Dari sisi pasien, keterlambatan diagnosis dan kurangnya pengetahuan tentang pentingnya mencapai target pengendalian diabetes menjadi alasan mengapa pasien diabetes tidak datang berobat dan kontrol tidak teratur. Pasien diabetes perlu diberikan pengetahuan tentang target kendali diabetes yang harus dicapai serta pemahaman mengapa mereka perlu mencapai target pengendalian diabetes dalam upaya mencegah komplikasi diabetes. Pasien perlu mendapatkan sumber informasi yang benar dan percaya pada informasi yang diberikan serta mendedikasi waktunya untuk melakukan tatalaksana diabetes yang baik.
Dari sisi pemberi pelayanan kesehatan, khususnya dokter, perlu memahami keadaan pasien secara holistik meliputi permasalah medisnya serta stres yang dihadapi dan keterbatasan sumber daya yang dimiliki pasien. Target pengendalian gula darah perlu disesuaikan per individu dan pendekatan dalam upaya mencapai pengendalian ini juga harus melihat situasi dan kondisi dari masing-masing pasien.
Dari sisi sistem pelayanan, dibutuhkan program pelayanan yang integratif dan kolaboratif yang memungkinkan keterlibatan pemberi pelayanan kesehatan dalam kerja tim. Penatalaksanaan diabetes secara umum membutuhkan kerjasama antara dokter, edukator diabetes dan ahli gizi, dalam upaya memberikan edukasi yang lengkap bagi pasien. Sistem pelayanan kesehatan perlu dibangun sebagai sistem yang tidak hanya bersifat pasif ketika pasien datang berobat, namun juga mampu mendeteksi dan memberi dukungan pada pasien yang mengalami kondisi kritis dan tersedia sistem kewaspadaan yang memberi alarm ketika diabetesnya tidak terkendali.
Rujukan:
King P, Peacock I, Donnelly R. The UK prospective diabetes study (UKPDS): clinical and therapeutic implications for type 2 diabetes. Br J Clin Pharmacol. 1999;48(5):643-648. doi:10.1046/j.1365-2125.1999.00092.

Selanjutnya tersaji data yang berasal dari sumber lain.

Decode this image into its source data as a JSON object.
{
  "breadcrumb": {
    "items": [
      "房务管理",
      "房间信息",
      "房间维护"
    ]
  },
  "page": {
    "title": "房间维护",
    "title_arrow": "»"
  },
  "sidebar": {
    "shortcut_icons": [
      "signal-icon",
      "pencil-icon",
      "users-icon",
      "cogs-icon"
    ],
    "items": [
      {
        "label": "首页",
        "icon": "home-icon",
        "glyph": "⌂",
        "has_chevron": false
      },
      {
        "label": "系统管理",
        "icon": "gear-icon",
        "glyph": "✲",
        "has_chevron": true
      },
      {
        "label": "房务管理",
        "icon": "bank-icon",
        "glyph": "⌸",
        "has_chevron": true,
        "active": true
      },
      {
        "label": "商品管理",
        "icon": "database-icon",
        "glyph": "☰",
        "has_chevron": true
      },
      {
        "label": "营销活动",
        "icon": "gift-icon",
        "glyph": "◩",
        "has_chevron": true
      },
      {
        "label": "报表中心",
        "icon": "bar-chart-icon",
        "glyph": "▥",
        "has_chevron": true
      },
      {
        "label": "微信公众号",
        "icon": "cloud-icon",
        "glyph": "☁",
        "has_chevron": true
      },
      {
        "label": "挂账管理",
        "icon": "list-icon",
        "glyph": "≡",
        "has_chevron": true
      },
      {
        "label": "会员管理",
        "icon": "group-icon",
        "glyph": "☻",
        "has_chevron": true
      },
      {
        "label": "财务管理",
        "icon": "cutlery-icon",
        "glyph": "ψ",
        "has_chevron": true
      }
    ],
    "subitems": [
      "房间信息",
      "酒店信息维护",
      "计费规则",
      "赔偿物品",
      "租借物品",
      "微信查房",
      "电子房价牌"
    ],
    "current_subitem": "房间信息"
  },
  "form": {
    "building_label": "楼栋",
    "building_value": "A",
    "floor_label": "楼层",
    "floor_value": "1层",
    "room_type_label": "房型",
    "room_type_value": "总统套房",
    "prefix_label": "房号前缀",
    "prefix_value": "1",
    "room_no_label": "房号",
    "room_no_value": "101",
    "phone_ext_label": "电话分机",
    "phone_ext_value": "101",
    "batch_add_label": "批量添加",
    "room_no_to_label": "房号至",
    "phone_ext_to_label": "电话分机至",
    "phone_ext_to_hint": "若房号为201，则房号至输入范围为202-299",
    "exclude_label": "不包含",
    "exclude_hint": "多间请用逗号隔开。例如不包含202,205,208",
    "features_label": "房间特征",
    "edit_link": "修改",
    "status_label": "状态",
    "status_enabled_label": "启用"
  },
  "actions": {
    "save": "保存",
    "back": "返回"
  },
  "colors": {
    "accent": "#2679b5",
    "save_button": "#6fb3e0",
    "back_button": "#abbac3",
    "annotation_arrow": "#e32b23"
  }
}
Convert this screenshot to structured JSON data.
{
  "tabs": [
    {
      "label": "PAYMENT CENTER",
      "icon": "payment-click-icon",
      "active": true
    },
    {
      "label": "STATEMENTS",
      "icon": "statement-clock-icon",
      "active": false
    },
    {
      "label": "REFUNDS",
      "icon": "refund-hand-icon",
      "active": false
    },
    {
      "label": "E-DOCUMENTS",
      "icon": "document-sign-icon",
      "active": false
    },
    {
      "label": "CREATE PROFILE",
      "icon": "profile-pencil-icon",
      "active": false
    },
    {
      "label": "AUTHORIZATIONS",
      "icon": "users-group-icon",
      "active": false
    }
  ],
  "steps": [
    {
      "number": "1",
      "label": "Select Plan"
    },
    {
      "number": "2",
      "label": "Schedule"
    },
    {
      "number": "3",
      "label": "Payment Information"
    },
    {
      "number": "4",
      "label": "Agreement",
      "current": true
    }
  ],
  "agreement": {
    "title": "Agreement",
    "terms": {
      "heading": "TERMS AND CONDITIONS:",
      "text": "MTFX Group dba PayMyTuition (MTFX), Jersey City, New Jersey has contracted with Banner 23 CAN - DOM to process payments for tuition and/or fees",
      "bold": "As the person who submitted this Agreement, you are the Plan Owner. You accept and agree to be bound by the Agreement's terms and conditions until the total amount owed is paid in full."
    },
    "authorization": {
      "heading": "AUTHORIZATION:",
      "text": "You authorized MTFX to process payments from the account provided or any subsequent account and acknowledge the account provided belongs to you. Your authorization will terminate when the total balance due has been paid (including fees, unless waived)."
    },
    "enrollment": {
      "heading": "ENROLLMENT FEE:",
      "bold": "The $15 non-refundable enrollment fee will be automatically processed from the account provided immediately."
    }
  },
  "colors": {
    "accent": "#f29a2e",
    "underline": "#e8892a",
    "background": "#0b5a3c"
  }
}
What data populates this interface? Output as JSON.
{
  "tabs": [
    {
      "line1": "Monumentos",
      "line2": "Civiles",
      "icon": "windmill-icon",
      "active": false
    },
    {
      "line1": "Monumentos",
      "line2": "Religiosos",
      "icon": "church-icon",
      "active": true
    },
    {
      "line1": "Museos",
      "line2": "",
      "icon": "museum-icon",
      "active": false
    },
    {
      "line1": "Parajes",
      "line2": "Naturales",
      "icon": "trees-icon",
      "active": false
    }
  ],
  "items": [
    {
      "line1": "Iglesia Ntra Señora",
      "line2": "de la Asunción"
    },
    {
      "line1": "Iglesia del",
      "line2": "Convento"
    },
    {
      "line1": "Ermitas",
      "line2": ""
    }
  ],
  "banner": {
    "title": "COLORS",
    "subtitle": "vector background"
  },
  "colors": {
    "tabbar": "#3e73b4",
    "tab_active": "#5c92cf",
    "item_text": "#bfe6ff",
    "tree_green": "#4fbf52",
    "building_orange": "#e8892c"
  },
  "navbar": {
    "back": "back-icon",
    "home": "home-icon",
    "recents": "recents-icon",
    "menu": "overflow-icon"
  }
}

Pedoman Pengelolaan dan Pencegahan Diabetes Melitus Tipe 2 Dewasa di Indonesia 2021. Pengurus Pusat Perkumpulan Endokrinologi Indonesia (PP Perkeni), 2021.
Wahono DS et al. 2nd ICE on IMERI, 7 November 2017, Jakarta, Indonesia
Khunti K et al. Poster the DISCOVER study, presented at 77th Scientific Sessions of the ADA, 9–13 June 2017, San Diego, CA, USA.
Khunti K, Ji L, Medina J, Surmont F, Kosiborod M. Type 2 diabetes treatment and outcomes worldwide: A short review of the DISCOVER study programme. Diabetes Obes Metab. 2019;1–5.